1.There is no penalty for a wrong answer, which means you should at least guess and leave no question unanswered.
2.Your first hunch is most likely to be correct.
3.Sometimes you may find that the answer is obvious. Do not be afraid or concerned that “it can’t be that easy.” Yes, it can. Just mark it and move on.
4.Sometimes you may find that your preferred answer is not there. Do not be afraid or concerned that “it can’t be that hard.” Yes, it can. Try re-reading the question to be sure you understand what is being asked, but do not spend an excessive amount of time trying to figure it out. Just guess and move on.
5.There may be a question in the exam that refers to similar material asked in an earlier question that you were unsure of. You might find that this question provides a hint toward solving the earlier question.
6.You may be presented with BOM’s, MRP grids or other graphics, or a short narrative describing a situation. Try to determine as much information as possible (draw conclusions) BEFORE looking at the question(s) that follow. Ask yourself “what is this telling me” and then go to the question(s).
7.Select a default answer in advance of the exam (for example, choice “C”) and always use this when you must guess. Statistically, this will maximize your probability of guessing the correct answer. The exception case is if you have all ready eliminated C.
8.If you have four choices, your probability of guessing
correctly is ¼ = 25%.
If you can eliminate one, your probability of guessing correctly is 1/3 = 33%.
If you can eliminate two, your probability of guessing correctly is ½ = 50%.
If you can eliminate three, your probability of guessing correctly is 1/1 = 100%.
9.Pay attention to questions that state “all of the following are true EXCEPT…” This means you are looking for the false statement. Conversely, there may be questions that state “all of the following are false EXCEPT…” which means you must select the one true statement.
10.Questions which provide several statements (such as I, II and III) and then ask which combination is correct (I only, II only, III only, I and II, etc.) are most challenging.
(a) The best approach is to individually evaluate each statement before looking at the choices and decide if it is true or false. Then decide which combination is correct and check to see if this is available as a possible selection.
(b) If your selection is not available, then try to identify the one you are most certain is true, for example statement II, and then choose among the answers that include II.
(c) Also try to identify any choices you are certain are false, for example choice III, and choose among the answers that do not include III. By using (b) and (c) in combination you should be able to identify the correct choice, or at least limit the number of possibilities from which to guess.
11.If you notice an answer that could be true in a given situation, this does not necessarily mean it is the correct choice. APICS exam questions apply to the general case, not the exception case (unless the question clearly indicates otherwise).
12.Similarly, APICS exams are not based on a particular business environment. Focus on what you learned in review, not what you do at your job. If you have a broad employment background you are likely to fare better than someone who has done the same job at the same company for 20 years.

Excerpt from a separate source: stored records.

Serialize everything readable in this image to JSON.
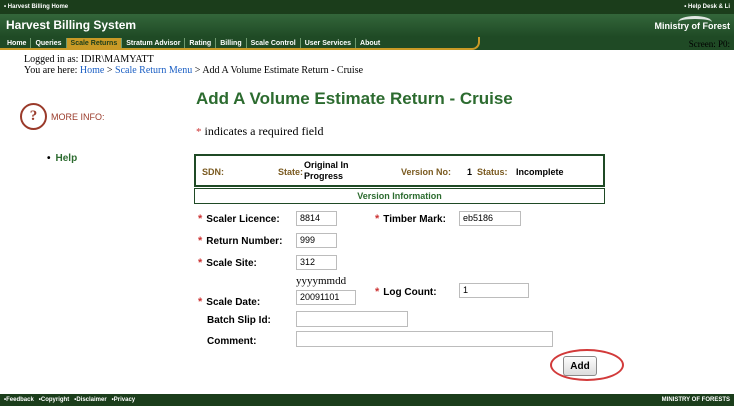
{
  "topbar": {
    "home_link": "• Harvest Billing Home",
    "help_link": "• Help Desk & Li"
  },
  "brand": {
    "title": "Harvest Billing System",
    "ministry": "Ministry of Forest"
  },
  "nav": {
    "items": [
      {
        "label": "Home"
      },
      {
        "label": "Queries"
      },
      {
        "label": "Scale Returns"
      },
      {
        "label": "Stratum Advisor"
      },
      {
        "label": "Rating"
      },
      {
        "label": "Billing"
      },
      {
        "label": "Scale Control"
      },
      {
        "label": "User Services"
      },
      {
        "label": "About"
      }
    ],
    "active_index": 2
  },
  "screen_label": "Screen: P0:",
  "session": {
    "logged_in_as": "Logged in as: IDIR\\MAMYATT"
  },
  "breadcrumb": {
    "prefix": "You are here:",
    "home": "Home",
    "sep1": ">",
    "menu": "Scale Return Menu",
    "sep2": ">",
    "current": "Add A Volume Estimate Return - Cruise"
  },
  "sidebar": {
    "more_info": "MORE INFO:",
    "help": "Help"
  },
  "page_title": "Add A Volume Estimate Return - Cruise",
  "required_note": {
    "marker": "*",
    "text": "indicates a required field"
  },
  "status": {
    "sdn_label": "SDN:",
    "sdn_value": "",
    "state_label": "State:",
    "state_value_line1": "Original In",
    "state_value_line2": "Progress",
    "version_label": "Version No:",
    "version_value": "1",
    "status_label": "Status:",
    "status_value": "Incomplete"
  },
  "version_section": "Version Information",
  "form": {
    "required_marker": "*",
    "scaler_licence": {
      "label": "Scaler Licence:",
      "value": "8814"
    },
    "timber_mark": {
      "label": "Timber Mark:",
      "value": "eb5186"
    },
    "return_number": {
      "label": "Return Number:",
      "value": "999"
    },
    "scale_site": {
      "label": "Scale Site:",
      "value": "312"
    },
    "date_format": "yyyymmdd",
    "scale_date": {
      "label": "Scale Date:",
      "value": "20091101"
    },
    "log_count": {
      "label": "Log Count:",
      "value": "1"
    },
    "batch_slip": {
      "label": "Batch Slip Id:",
      "value": ""
    },
    "comment": {
      "label": "Comment:",
      "value": ""
    },
    "add_button": "Add"
  },
  "footer": {
    "links": [
      "•Feedback",
      "•Copyright",
      "•Disclaimer",
      "•Privacy"
    ],
    "copyright": "MINISTRY OF FORESTS"
  }
}
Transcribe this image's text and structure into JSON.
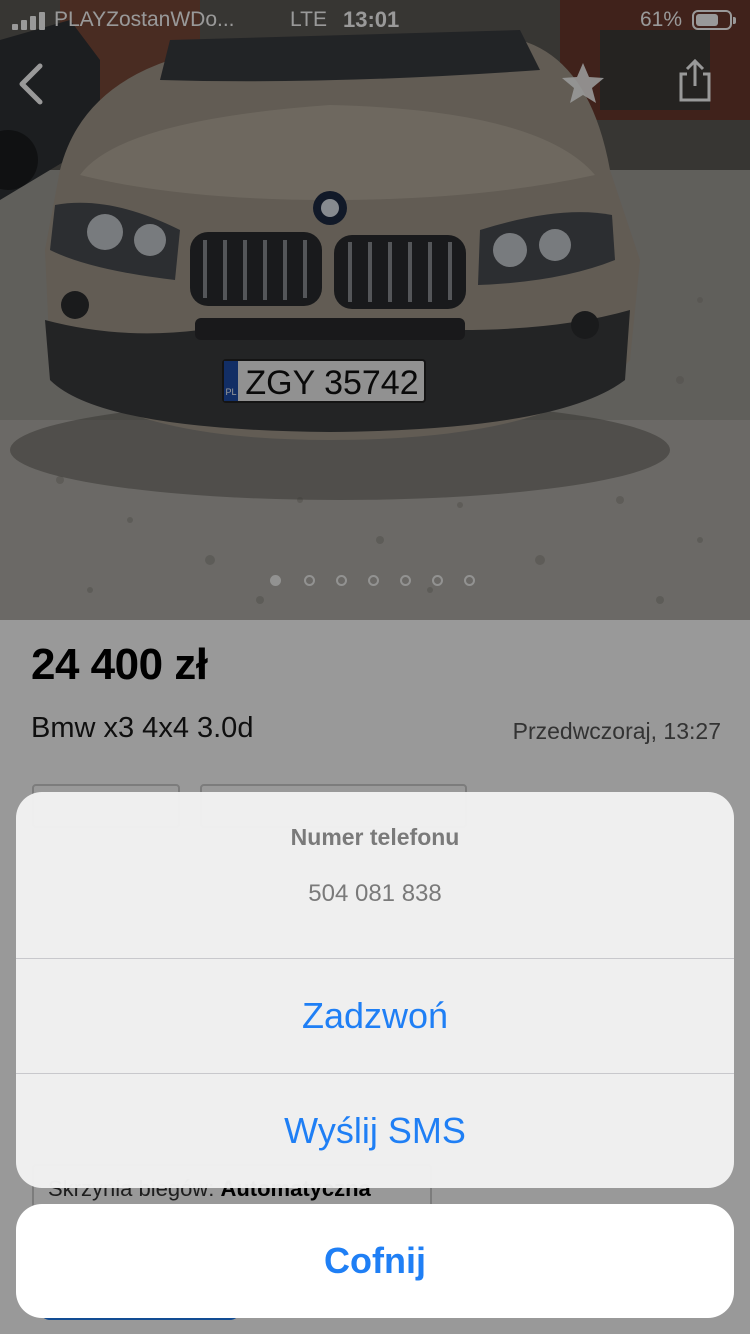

13.For CBT (computer based testing) be familiar with using a PC, especially the mouse and desktop calculator. APICS exams do not test math ability, merely concepts. Math questions rarely constitute more than 10% of the exam.
14.Plan pre-test studying to maximize success. Don’t waste time on subjects you are either VERY GOOD at or VERY BAD at, especially as you get closer to the exam.
15.APICS’ practice exams and review course quizzes are not an estimate or predictor of your actual exam score. Their intent is to illustrate what subject areas you need to spend more time reviewing. When taking a practice exam you should simulate the actual test environment. Examples: get your kids or significant other out of the house, set a time limit, don’t cheat, shut off the phone/TV/MP3, don’t take breaks, etc.
16.Make sure you get plenty of rest the entire WEEK before the exam, and pay attention to your diet and exercise regimen. Be good to your body and it will be good to you.
17.If you have not been to the test center, drive there before the day of the exam. Make sure you know the best route (little traffic) and where to park.
18.Do some simple math problems before the test. Math “wakes up” the brain, like stretching a muscle before a workout.
19.If you’ve followed the above tips, you should be able to walk in confident of your ability to pass. It’s very important to keep a positive attitude throughout the exam, regardless of how many tough questions you encounter.
20.These tips will be worthless if you’re not familiar with the APICS BOK. They cannot help an unqualified person pass; rather, they are designed to ensure that the test-taker attains a score that accurately reflects their command of the material.